Hace unos días, un
grupo de chavaletes,formaba un corro sobre la hierba del
Parque Pignatelli de Zaragoza. Al pasar a pocos metros de distancia y al oír
sus gritos y sus voces, no pude menos que detenerme a escuchar. Unos cuantos
preguntaban a un compañero, regordete y más bajito, aparentemente hijo de
inmigrantes, operaciones básicas de aritmética, a las que no respondía. Su
mirada quedaba perdida a lo lejos, y no hacía el menor gesto o movimiento,
mientras las caras de sus interrogadores cada vez estaban más cerca de la suya.
Finalmente, uno de ellos le espetó: “Gilipollas, que no te follas ni a un pez”,
y otro: “Tienes más tetas que Frankenstein” (desconozco tanto como ellos el
significado de ambas expresiones). Me fui de allí, dolorido por dentro,
pensando que aquel chaval iba a cenar y a dormir muy triste aquella noche.
Nos van inculcando
y recalcando desde niños que el más listo es el que más tiene, el que domina a
otros. Cuantas más tierras posee, cuantas más personas trabajan para él, más
listo parece o aparece ante algunos. Dentro de la cultura anglosajona
imperante, está valorado ante todo ser un “ganador”, mientras que ser un
“perdedor” equivale a una maldición social. Nadie explica, sin embargo, qué se
gana y qué se pierde realmente. Nadie explica tampoco que en el caso de muchos presuntos
ganadores lo que ganan es a costa de echar a perder su vida, en el sentido más
auténtico de la palabra.
El ser humano no es
dueño o amo de la naturaleza, sino un producto de ella y de la evolución
biológica. Vive en y de la naturaleza, y debería cuidarla y respetarla con
esmero, porque así se cuida y se otorga a sí mismo respeto. Si, por el
contrario, el ser humano agrede o vuelve la espalda a la naturaleza, se
convierte en un ser extraño a sí mismo, alienado, fuera de lugar.
Dicen los
antropólogos que la conducta de los seres humanos es, en comparación con otros
animales, mucho menos dependiente de los instintos, precisamente porque una
parte considerable de nuestros actos y comportamientos deben ser aprendidos necesariamente
dentro de un grupo social y una cultura determinada. Somos los seres vivos que
más precisamos desde el primer momento de nuestra existencia y durante muchos
años del cuidado de los demás, del bagaje de conocimientos que nos van
transmitiendo (desde el lenguaje hasta las costumbres más cotidianas). Somos
seres sociales y adquirimos pleno significado como humanos dentro de la
sociedad.
Sin embargo,
nuestra dimensión social no debería ser utilizada para dominar o sojuzgar a otros.

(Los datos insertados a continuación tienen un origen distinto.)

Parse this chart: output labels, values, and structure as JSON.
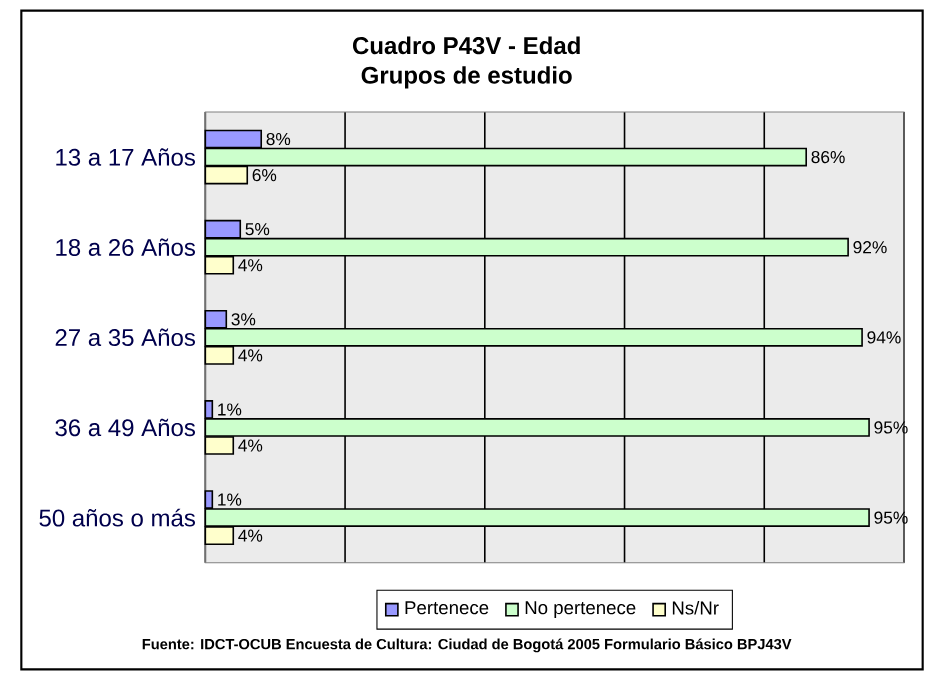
{
  "chart_data": {
    "type": "bar",
    "orientation": "horizontal",
    "title": "Cuadro P43V - Edad",
    "subtitle": "Grupos de estudio",
    "categories": [
      "13 a 17 Años",
      "18 a 26 Años",
      "27 a 35 Años",
      "36 a 49 Años",
      "50 años o más"
    ],
    "series": [
      {
        "name": "Pertenece",
        "color": "#9999ff",
        "values": [
          8,
          5,
          3,
          1,
          1
        ],
        "value_labels": [
          "8%",
          "5%",
          "3%",
          "1%",
          "1%"
        ]
      },
      {
        "name": "No pertenece",
        "color": "#ccffcc",
        "values": [
          86,
          92,
          94,
          95,
          95
        ],
        "value_labels": [
          "86%",
          "92%",
          "94%",
          "95%",
          "95%"
        ]
      },
      {
        "name": "Ns/Nr",
        "color": "#ffffcc",
        "values": [
          6,
          4,
          4,
          4,
          4
        ],
        "value_labels": [
          "6%",
          "4%",
          "4%",
          "4%",
          "4%"
        ]
      }
    ],
    "xlim": [
      0,
      100
    ],
    "xticks": [
      {
        "value": 0,
        "label": null
      },
      {
        "value": 20,
        "label": null
      },
      {
        "value": 40,
        "label": null
      },
      {
        "value": 60,
        "label": null
      },
      {
        "value": 80,
        "label": null
      },
      {
        "value": 100,
        "label": null
      }
    ],
    "grid": "x",
    "legend": "bottom",
    "tick_labels": "y",
    "annotations": [
      "Fuente: IDCT-OCUB Encuesta de Cultura: Ciudad de Bogotá 2005 Formulario Básico BPJ43V"
    ]
  }
}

Nuestro impulso primario no debería ser tener que defendernos frente al intento
de dominancia o agresión del otro, sino la cooperación y la colaboración con
los demás. Solo desde esta dimensión social positiva podemos desarrollarnos
plenamente como seres humanos y alcanzar los proyectos personales y grupales
que nos hayamos propuesto. El principio de comportamiento básico que tendríamos
que llevar a cabo y que deberíamos inculcar en la infancia no es aquello de “o
pisas o te pisan”, sino “todos somos libres e iguales ante la ley, y sujetos de
los mismos derechos y obligaciones”. Parece utópico, pero es la única vía para que la convivencia
sea efectiva y constructiva. Así como la tierra es de todos, así como el
producto de nuestro debería pertenecernos, de igual forma la sociedad se
debería mover en términos de libertad, justicia y cooperación. Solo sobre estas
bases es posible otro mundo y un desarrollo realmente sostenible.
Una asociación no
es simplemente un club de recreo o una organización solo utilitaria, sino
también la expresión y la plasmación de la voluntad de cooperación de unas
personas en vistas de un objetivo común. En algunas de esas asociaciones
encontramos también unas personas, que hallan su bienestar personal y vuelcan
muchas de sus mejores energías en la cohesión, la buena marcha y la eficacia de
esas asociaciones. Son personas dignas de nuestro respeto y de nuestra
admiración, pero también y sobre todo de nuestro apoyo, aliento y reciprocidad.